WHAT IT'S ABOUT Four young guys in Silicon Valley are trying to strike it rich -- with a compression technology app no one seems to fully understand. They are Richard (Thomas Middleditch), Big Head (Josh Brener), Gilfoyle (Martin Starr) and Dinesh (Kumail Nanjiani). To make ends meet, they live with Erlich (T.J. Miller), who has a piece of the action (such as it is). He's a dot-com millionaire who contributes his own wildly unorthodox -- except for Silicon Valley -- ideas for this venture. Jared (Zach Woods) -- from an established valley firm -- is there to provide "executive" support, or at least a little adult supervision. Meanwhile, billionaire venture capitalists like Gavin Belson (Matt Ross) and his archrival, Peter Gregory (Christopher Evan Welch), are interested in this start-up -- but why? This series is produced by Mike Judge and Alec Berg ("Seinfeld," "Curb Your Enthusiasm").

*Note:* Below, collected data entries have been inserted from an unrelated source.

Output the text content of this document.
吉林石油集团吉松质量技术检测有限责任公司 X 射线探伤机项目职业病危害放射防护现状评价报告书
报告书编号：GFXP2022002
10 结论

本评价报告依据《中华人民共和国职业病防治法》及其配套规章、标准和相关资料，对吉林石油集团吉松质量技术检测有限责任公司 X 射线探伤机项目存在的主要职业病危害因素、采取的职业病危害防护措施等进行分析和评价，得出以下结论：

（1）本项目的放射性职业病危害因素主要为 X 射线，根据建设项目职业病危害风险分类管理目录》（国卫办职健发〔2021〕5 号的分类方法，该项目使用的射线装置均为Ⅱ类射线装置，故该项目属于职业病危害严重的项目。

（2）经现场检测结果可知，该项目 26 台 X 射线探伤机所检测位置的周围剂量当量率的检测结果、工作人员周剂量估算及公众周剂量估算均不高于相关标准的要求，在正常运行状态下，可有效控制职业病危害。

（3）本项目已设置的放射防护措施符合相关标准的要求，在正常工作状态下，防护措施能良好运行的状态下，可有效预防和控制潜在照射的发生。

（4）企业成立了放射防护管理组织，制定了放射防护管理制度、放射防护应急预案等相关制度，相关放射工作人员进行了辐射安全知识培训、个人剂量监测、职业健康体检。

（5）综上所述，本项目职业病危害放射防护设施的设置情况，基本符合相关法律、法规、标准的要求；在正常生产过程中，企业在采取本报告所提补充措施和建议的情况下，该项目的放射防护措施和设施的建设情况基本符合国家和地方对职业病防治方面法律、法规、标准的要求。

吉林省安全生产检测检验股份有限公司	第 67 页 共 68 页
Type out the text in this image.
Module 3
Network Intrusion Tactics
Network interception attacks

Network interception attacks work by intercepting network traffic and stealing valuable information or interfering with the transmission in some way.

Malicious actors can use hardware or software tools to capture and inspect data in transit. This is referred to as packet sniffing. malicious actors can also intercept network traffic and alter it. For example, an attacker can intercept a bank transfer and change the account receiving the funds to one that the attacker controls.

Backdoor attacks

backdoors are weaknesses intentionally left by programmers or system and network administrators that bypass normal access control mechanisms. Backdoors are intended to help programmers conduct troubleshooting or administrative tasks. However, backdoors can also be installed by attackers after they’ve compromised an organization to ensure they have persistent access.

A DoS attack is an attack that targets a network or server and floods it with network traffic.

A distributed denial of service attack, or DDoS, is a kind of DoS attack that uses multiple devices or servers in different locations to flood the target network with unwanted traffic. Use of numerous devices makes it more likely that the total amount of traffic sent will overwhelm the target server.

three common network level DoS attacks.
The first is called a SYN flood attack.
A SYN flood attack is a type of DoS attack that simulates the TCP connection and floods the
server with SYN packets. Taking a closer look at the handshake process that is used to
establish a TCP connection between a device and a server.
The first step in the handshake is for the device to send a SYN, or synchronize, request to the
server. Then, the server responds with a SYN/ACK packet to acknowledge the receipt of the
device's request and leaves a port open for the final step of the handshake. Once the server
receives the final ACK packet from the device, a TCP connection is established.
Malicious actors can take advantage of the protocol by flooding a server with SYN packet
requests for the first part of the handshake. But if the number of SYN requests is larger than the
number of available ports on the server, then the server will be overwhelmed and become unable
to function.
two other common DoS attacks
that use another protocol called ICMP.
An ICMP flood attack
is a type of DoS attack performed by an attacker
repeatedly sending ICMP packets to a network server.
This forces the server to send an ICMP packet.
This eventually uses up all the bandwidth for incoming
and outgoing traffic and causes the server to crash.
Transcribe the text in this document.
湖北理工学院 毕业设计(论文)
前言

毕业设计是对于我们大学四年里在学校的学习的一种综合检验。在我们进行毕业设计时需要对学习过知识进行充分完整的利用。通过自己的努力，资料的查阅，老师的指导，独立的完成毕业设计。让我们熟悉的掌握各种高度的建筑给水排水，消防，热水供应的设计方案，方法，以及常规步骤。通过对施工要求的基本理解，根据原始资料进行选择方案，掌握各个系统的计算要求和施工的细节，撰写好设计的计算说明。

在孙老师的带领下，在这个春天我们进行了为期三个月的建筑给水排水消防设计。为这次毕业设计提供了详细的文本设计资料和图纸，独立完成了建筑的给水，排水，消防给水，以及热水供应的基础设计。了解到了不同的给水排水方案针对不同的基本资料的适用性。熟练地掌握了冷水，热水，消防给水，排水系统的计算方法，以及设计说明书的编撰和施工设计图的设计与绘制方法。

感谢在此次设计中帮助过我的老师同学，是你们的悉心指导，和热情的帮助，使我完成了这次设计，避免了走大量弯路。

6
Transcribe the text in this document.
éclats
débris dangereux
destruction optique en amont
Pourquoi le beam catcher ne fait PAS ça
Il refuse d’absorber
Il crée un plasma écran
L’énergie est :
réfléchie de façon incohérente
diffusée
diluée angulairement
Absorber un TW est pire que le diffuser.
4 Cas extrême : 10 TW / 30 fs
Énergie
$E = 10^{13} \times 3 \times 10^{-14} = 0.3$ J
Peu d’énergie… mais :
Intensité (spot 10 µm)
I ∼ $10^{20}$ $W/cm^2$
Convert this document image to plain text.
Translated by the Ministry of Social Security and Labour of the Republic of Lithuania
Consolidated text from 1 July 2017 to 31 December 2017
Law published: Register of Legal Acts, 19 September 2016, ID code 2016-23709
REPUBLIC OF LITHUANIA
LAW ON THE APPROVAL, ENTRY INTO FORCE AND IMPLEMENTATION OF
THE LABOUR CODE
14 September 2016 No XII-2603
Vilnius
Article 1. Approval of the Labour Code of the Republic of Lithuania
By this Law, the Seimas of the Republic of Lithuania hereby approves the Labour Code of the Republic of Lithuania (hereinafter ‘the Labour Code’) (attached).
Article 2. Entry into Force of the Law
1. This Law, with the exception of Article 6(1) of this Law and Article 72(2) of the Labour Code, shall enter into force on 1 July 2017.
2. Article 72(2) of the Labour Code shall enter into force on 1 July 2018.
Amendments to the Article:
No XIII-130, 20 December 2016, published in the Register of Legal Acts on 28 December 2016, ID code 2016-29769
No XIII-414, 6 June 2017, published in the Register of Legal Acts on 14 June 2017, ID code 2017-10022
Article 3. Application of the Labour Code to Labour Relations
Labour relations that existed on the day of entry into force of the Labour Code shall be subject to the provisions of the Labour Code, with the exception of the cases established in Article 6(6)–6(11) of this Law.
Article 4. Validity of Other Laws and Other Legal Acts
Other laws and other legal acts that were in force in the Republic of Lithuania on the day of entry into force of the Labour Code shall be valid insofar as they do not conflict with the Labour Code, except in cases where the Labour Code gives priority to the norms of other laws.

MY SAY Hard to believe no one's done a Silicon-Valley-tech-world satire until now -- except that someone sort of has. "The Big Bang Theory" is in a sense a broader (much broader) laugh-track-based version. Some of Judge's own "Office Space" is here, too.

There have been plenty of others out there with a slash-and-burn satirical sensibility ("The Office," "30 Rock," "Portlandia") -- informed with the same notion that average people doing (or saying) ridiculous things can be an almost perfect formula for character-based TV comedy.

Judge is a master of this, Berg, too, so no one should be surprised to learn "Silicon Valley" is funny. The surprise is just how funny it can be -- wait around a few episodes for Belson's Hologram adventure to see what I mean. But you never have to wait long.

Judge has a keen eye for the absurdities of human behavior and speech, but he's not the kind of guy to waste that on subtle inside jokes or wordplay. He's not someone to waste it on farce, either: "Silicon Valley" also happens to be sly and smart.

BOTTOM LINE Highly amusing. Another Mike Judge winner.